Though most Concord Academy student careers span a quick four years, there are CA teachers and staff who have been a part of this community for many decades. In conversations with Andrea Yañes P’22 ’24, Jonathan Smith, and Martha Kennedy, these individuals communicate what compelled them to stay at CA and the ways in which our school community has changed and remained the same through the years. 

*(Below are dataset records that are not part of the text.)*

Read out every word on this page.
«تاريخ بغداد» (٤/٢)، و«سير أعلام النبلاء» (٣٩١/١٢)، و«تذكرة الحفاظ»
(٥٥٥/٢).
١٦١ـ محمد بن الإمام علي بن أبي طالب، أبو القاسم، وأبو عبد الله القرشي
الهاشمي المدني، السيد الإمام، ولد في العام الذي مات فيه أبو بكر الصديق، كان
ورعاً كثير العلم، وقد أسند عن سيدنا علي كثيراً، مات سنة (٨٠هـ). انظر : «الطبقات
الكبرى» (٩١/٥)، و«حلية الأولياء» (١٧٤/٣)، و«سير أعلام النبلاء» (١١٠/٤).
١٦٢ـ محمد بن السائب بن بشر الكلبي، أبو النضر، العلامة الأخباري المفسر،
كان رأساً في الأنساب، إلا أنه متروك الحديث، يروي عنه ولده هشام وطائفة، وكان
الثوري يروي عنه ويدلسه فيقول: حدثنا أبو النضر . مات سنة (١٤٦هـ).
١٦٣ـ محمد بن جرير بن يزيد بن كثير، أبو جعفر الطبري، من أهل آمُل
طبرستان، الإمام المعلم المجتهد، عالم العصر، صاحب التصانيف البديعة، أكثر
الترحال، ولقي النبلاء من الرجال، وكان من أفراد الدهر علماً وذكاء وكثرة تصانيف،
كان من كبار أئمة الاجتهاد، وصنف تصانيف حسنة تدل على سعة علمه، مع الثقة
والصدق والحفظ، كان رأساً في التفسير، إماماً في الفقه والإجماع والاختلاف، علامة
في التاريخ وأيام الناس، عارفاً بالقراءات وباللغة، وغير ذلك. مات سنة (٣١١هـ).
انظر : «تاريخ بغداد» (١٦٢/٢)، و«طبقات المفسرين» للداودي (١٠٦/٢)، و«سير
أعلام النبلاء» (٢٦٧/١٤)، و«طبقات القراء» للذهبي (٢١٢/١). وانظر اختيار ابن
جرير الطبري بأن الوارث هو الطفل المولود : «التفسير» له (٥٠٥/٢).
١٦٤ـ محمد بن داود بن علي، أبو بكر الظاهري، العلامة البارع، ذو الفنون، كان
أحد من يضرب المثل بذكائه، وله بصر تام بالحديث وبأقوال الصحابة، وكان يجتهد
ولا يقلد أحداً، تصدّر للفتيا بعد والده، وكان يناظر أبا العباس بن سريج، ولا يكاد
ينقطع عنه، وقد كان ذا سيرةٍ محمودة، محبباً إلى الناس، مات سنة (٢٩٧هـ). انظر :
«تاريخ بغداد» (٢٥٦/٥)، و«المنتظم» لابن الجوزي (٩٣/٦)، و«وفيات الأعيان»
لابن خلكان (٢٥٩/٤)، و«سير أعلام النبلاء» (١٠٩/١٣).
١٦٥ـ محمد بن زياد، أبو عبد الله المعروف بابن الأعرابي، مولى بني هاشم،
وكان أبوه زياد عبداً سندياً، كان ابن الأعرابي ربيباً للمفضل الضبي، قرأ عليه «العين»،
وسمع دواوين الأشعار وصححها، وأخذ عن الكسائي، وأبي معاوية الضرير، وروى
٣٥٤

“We get a great blend of students,” said Kennedy, who has been working as CA’s librarian since 1994. Kennedy’s jobs as librarian, former Freshman class faculty advisor, and student advisor have allowed her to interact with students and faculty from all walks of life. “I think in other big schools that’s a harder thing, [but it’s] a piece we do well here. We have connections to students who aren’t in our classes but through the type of work we do, the library is a place everyone can come to and there are no restrictions,” Kennedy said. She noted that, though she has certainly seen students grow and change in four years, “The community allows you to grow as an adult as well.” Kennedy emphasized the importance of adaptability with teachers who have adjusted their work to help support the community, such as teachers taking on administrative roles or vice versa.

Kennedy and Smith had similar ideas when it came to the ways in which the CA community responds to shifts in their environment. Kennedy recalled clubs forming and ending as the community needs varied. “If you go back into old yearbooks you’ll see clubs that don't exist anymore—conservative groups, or the CCP. It depends on who comes in as students to CA: Do they take it in, or do they do something new?”

Smith, who has been at CA since 1989, discussed the ways in which CA students respond to changes within the selectivity of the college process and other societal shifts. In describing his entrance to CA, Smith recalled, “I knew this was my school instantly.”

As the very first Wilcox fellow at CA, Yañes remembered her first teaching year in the fall of 2000 to be a mix of emotions. “[It was] frightening but amazing.” When asked why she stayed at CA for so long, she responded, “There is a way in which as a teacher, I am respected as a person who knows what I'm doing.” The CA community was able to follow Yañes through changing and gaining multiple identities as first the Wilcox fellow, and then a science teacher, as a mother and now as parent to alums and current students. Yañes admired the “prescriptionless” way of teaching that CA offered teachers, as she felt she has access to the freedom to teach what she feels needed to be taught. In her years here exploring the private school world, Yañes explained, “I lucked into what I think is one of the best schools in the country.”